EventWhenMeasurementsMetadata
[:extorch, :jit, :load, :start]Model loading beginssystem_timepath, device
[:extorch, :jit, :load, :stop]Model loading completesduration (native)path, device
[:extorch, :jit, :forward, :start]Inference beginssystem_timepath, device, input_count
[:extorch, :jit, :forward, :stop]Inference completesduration (native)path, device, input_count
[:extorch, :jit, :forward, :exception]Inference failssystem_timepath, device, input_count, kind, reason

Attaching custom handlers

# Log slow inferences
:telemetry.attach("slow-inference", [:extorch, :jit, :forward, :stop],
  fn _event, %{duration: duration}, metadata, _config ->
    ms = System.convert_time_unit(duration, :native, :microsecond) / 1000
    if ms > 100 do
      Logger.warning("Slow inference on #{metadata.path}: #{ms}ms")
    end
  end, nil)

Querying metrics

# Per-model metrics
ExTorch.Metrics.get("model.pt")
# => %{
#   inference_count: 1523,
#   error_count: 2,
#   total_duration_ms: 4523.1,
#   min_duration_ms: 1.2,
#   max_duration_ms: 89.2,
#   load_duration_ms: 340.5,
#   device: :cpu,
#   last_inference_at: 1712345678000
# }

# All tracked models
ExTorch.Metrics.all()
# => [{"model_a.pt", %{...}}, {"model_b.pt", %{...}}]

# Reset
ExTorch.Metrics.reset("model.pt")
ExTorch.Metrics.reset_all()

Computing derived metrics

metrics = ExTorch.Metrics.get("model.pt")

# Average latency
avg_ms = metrics.total_duration_ms / max(metrics.inference_count, 1)
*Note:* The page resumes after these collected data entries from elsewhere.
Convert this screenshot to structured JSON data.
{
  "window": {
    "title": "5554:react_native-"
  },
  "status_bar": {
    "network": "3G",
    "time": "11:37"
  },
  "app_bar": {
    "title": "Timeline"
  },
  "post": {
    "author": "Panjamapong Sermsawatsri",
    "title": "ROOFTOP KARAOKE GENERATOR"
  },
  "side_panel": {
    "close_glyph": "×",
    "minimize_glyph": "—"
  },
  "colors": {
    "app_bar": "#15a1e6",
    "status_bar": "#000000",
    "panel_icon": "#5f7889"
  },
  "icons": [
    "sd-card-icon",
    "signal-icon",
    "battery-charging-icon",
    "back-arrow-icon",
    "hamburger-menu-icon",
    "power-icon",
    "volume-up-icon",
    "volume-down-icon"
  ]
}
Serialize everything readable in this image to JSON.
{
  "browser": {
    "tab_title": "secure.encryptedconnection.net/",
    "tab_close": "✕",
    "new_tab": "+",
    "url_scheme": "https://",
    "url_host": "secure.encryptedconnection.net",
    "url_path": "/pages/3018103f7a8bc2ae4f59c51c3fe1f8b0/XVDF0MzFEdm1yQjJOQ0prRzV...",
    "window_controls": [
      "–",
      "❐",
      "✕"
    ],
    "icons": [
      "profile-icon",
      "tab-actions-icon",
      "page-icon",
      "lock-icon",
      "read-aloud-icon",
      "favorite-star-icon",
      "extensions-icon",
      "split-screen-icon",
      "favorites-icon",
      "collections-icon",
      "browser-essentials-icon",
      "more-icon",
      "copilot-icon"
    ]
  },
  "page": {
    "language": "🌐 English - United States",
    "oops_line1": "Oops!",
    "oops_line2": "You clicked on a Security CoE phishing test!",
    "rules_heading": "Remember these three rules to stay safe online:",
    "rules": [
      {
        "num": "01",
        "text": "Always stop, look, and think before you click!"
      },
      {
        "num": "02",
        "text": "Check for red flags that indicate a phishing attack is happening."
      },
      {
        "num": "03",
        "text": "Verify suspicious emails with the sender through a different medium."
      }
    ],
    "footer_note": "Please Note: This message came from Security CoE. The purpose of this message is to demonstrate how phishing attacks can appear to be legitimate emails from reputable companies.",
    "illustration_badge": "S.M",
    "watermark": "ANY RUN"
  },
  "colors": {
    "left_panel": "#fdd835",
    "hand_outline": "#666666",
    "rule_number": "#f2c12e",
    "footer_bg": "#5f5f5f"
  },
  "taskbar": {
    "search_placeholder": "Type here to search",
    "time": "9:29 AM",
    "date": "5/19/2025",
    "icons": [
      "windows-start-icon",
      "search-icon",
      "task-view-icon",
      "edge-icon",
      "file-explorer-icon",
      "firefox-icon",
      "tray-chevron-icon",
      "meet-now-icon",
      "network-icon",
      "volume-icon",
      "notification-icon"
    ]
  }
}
# Throughput (inferences per second)
uptime_s = ExTorch.JIT.Server.info(MyModel).uptime_ms / 1000
throughput = metrics.inference_count / max(uptime_s, 1)

# Error rate
error_rate = metrics.error_count / max(metrics.inference_count, 1)

CUDA memory monitoring

On GPU builds, ExTorch exposes memory allocator stats:

ExTorch.Native.cuda_is_available()         # => true
ExTorch.Native.cuda_device_count()         # => 2
ExTorch.Native.cuda_memory_allocated(0)    # => 1073741824 (bytes)
ExTorch.Native.cuda_memory_reserved(0)     # => 2147483648 (bytes)
ExTorch.Native.cuda_max_memory_allocated(0) # => 1610612736 (bytes, peak)
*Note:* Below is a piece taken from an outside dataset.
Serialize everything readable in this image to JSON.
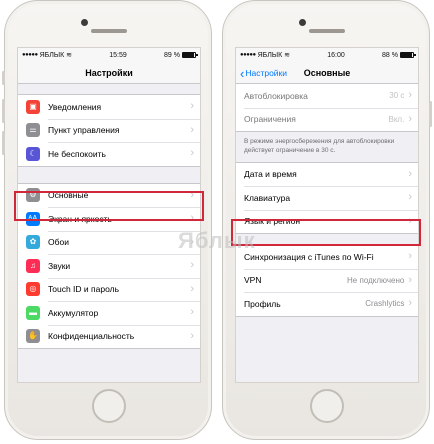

On CPU-only builds, the memory functions return -1.

Phoenix LiveDashboard

Add phoenix_live_dashboard to your deps (it's optional):

{:phoenix_live_dashboard, "~> 0.8"}

Then register the ExTorch page:

# router.ex
live_dashboard "/dashboard",
  additional_pages: [
    extorch: ExTorch.Observer.Dashboard
  ]

The dashboard page shows a table of all loaded models with their inference count, error count, latency stats (avg/min/max), and load time.

OTP Observer integration

ExTorch.JIT.Server implements format_status/2, so model servers are introspectable in the standard Erlang :observer:

  1. Start observer: :observer.start()
  2. Navigate to the Processes tab
  3. Find your model server process
  4. The State tab shows: path, device, inference count, error count, and uptime

This works out of the box with no additional configuration.